A final point should be made about the peculiar contribution that the German Empire made, by the very fact of its existence, to the breakdown of international order. Germany's Weltpolitik or 'world policy', aiming at the acquisition of a colonial empire backed up by a world-class navy, as well as an economic and political influence in Europe and the wider world commensurate with its industrial and military power, was pursued vigorously from the late 1890s. It was both a function of the new German nationalism and helped powerfully to reinforce it. At the same time it expressed an understandable interest on the part of German governments and industry in achieving that 'world power status' enjoyed by powers such as Britain and France. But by the early twentieth century Weltpolitik was beginning to boomerang.
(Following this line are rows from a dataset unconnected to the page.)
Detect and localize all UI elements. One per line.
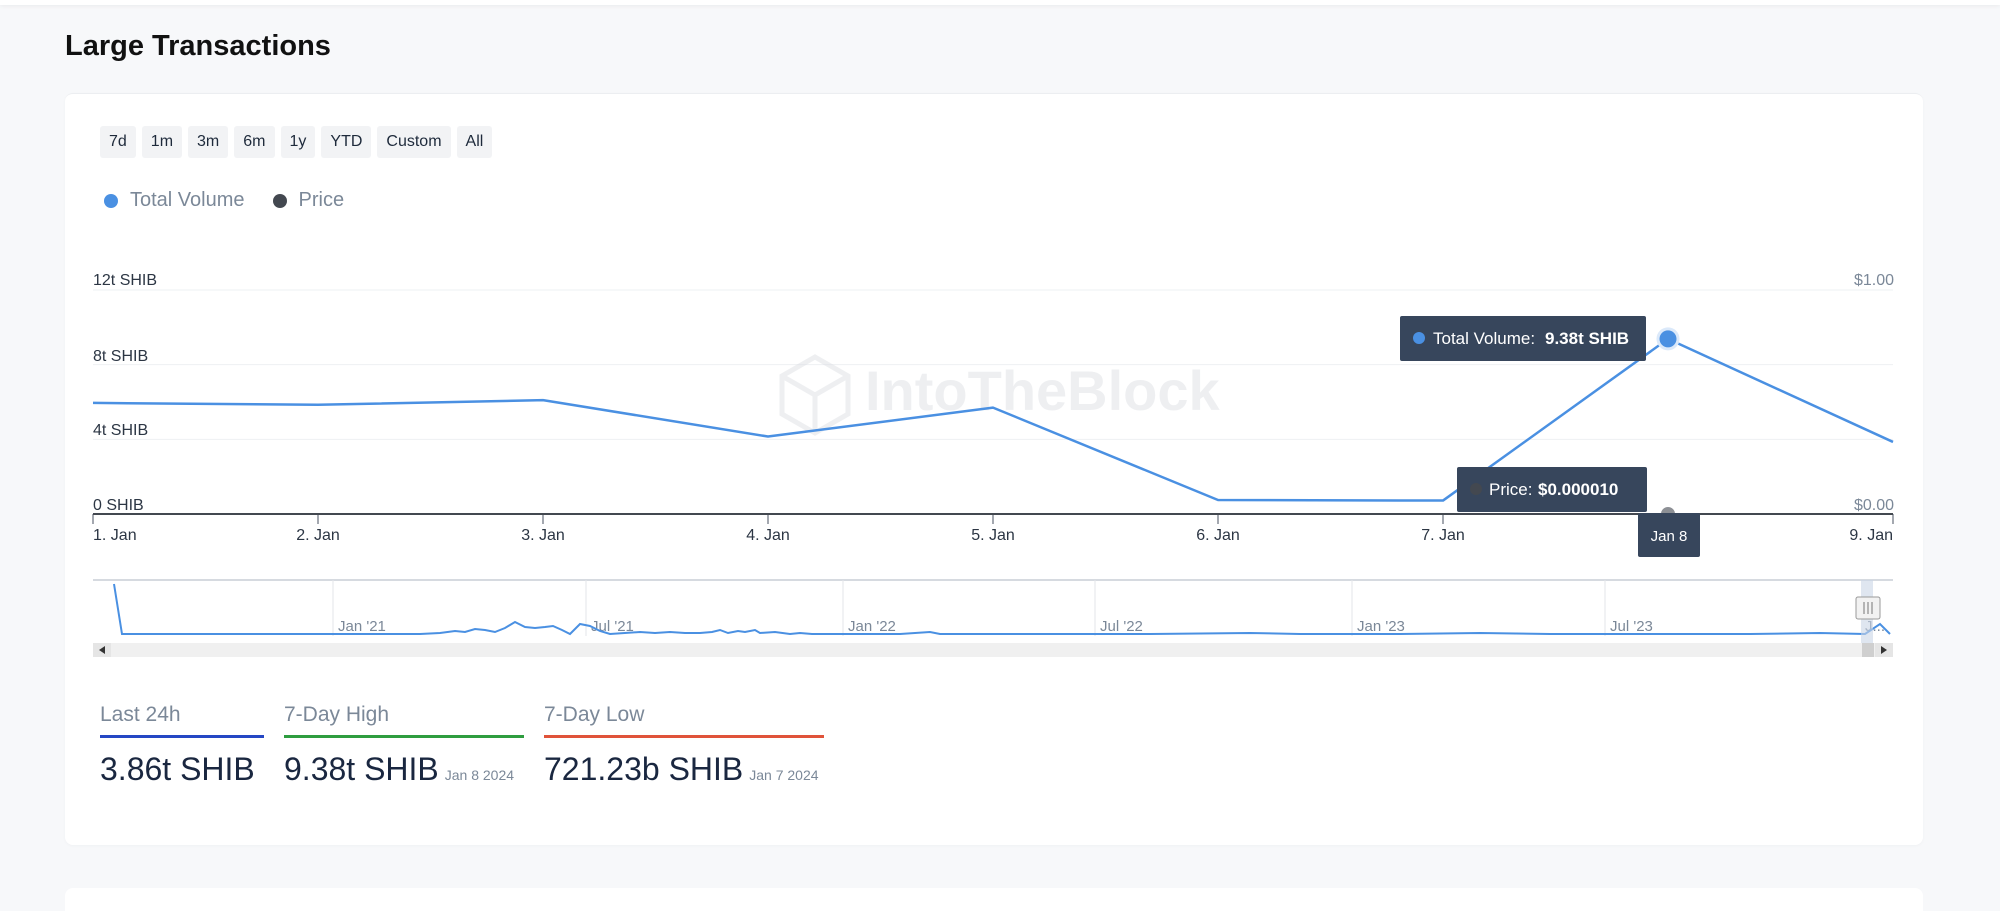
x-tick-label: 3. Jan [521,527,565,544]
navigator-label: Jul '23 [1610,618,1653,635]
x-axis: 1. Jan 2. Jan 3. Jan 4. Jan 5. Jan 6. Jan 7. J… [92,514,1894,544]
stat-7day-low: 7-Day Low 721.23b SHIB Jan 7 2024 [544,703,824,788]
section-title: Large Transactions [65,30,331,62]
price-tooltip: Price: $0.000010 [1457,467,1647,512]
date-tooltip: Jan 8 [1638,513,1700,557]
legend-item-price[interactable]: Price [272,189,345,212]
legend-label-total-volume: Total Volume [130,189,245,211]
watermark-logo-icon [779,354,851,436]
navigator[interactable]: Jan '21 Jul '21 Jan '22 Jul '22 Jan '23 … [93,579,1893,657]
tooltip-dot-icon [1470,483,1482,495]
navigator-series-line [113,583,1891,636]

It helped consolidate the Triple Entente of France, Russia and Britain around Germany and its ally Austria-Hungary, while encouraging expectations in German nationalists which could ill be met. More importantly, because more dangerous than mere diplomatic encirclement, was the increasing focus of German imperialism closer to home, in the Balkans and the Ottoman Empire. German investment in these regions, often even at the expense of its Habsburg ally, and Germany's involvement in training the Ottoman army, sounded alarm bells in London, Paris and especially in St Petersburg. Each of the Entente powers, in 1914, was reacting to a perceived threat to its vital strategic interests, posed not by the ostensible instigator of the July crisis, Austria-Hungary, but by imperial Germany.